Plaintiff Automated Merchandising Systems (AMS) sued defendant Crane for infringement of various patents related to vending machine optical detection technology. In the U.S. District Court for the Northern District of West Virginia, AMS moved for a preliminary injunction, arguing that Crane’s sales of infringing products were depriving AMS of market share and that AMS would likely go out of business before litigation could conclude if the court did not enjoin Crane’s activities. The district court granted the motion, holding that AMS’s minimal evidentiary showings of lost revenue, lost market share and price erosion were sufficient to support a finding of irreparable harm, which is one requirement of issuing a preliminary injunction. In finding AMS’s evidentiary showings sufficient, the district court held that, due to the presumption of irreparable harm from patent infringement, the burden was on defendant Crane to show that any harm was finite, calculable and compensable. After the district court held that Crane failed to meet this burden, Crane appealed the district court’s ruling.

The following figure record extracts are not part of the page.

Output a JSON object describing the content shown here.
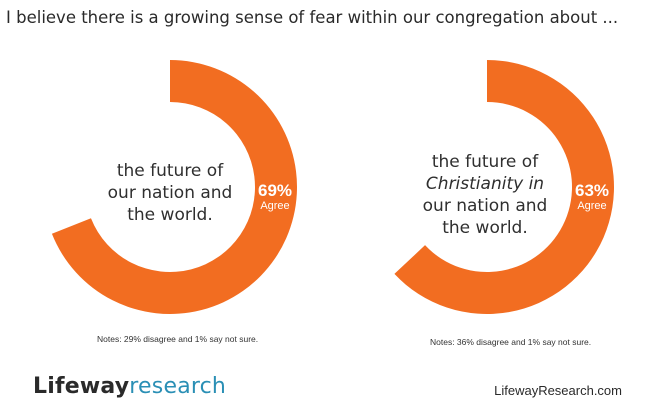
{
  "title": "I believe there is a growing sense of fear within our congregation about ...",
  "colors": {
    "accent": "#f26d21",
    "text": "#2a2a2a",
    "brand_blue": "#2a8fb5"
  },
  "chart_data": [
    {
      "type": "pie",
      "variant": "donut",
      "center_lines": [
        "the future of",
        "our nation and",
        "the world."
      ],
      "series": [
        {
          "values": [
            69
          ]
        }
      ],
      "value_label": "69%",
      "value_caption": "Agree",
      "note": "Notes: 29% disagree and 1% say not sure."
    },
    {
      "type": "pie",
      "variant": "donut",
      "center_lines": [
        "the future of",
        "Christianity in",
        "our nation and",
        "the world."
      ],
      "series": [
        {
          "values": [
            63
          ]
        }
      ],
      "value_label": "63%",
      "value_caption": "Agree",
      "note": "Notes: 36% disagree and 1% say not sure."
    }
  ],
  "footer": {
    "brand_part1": "Lifeway",
    "brand_part2": "research",
    "site": "LifewayResearch.com"
  }
}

The Federal Circuit reversed, holding that in eBay, the Supreme Court discarded the presumption of irreparable harm based just on proof of infringement and, thus, that the basis for the district court’s preliminary injunction was unsound. The Court stated that, pursuant to eBay, the burden is now on the patentee to prove irreparable harm by demonstrating that its potential losses cannot be compensated by monetary damages. Here, AMS had introduced some evidence regarding lost sales, but the Court stated that lost sales are always compensable through damages and cannot alone support a finding of irreparable harm. AMS also presented evidence showing that, soon after Crane introduced its allegedly infringing products, one of AMS’s dealers asked AMS to no longer list it as a distributor. Finally, AMS suggested that Crane’s activities would lead to price erosion, but presented no evidence on this issue. The Court held that plaintiff AMS did not meet its evidentiary burden with these sparse showings and therefore vacated the district court’s grant of a preliminary injunction because AMS did not prove irreparable harm.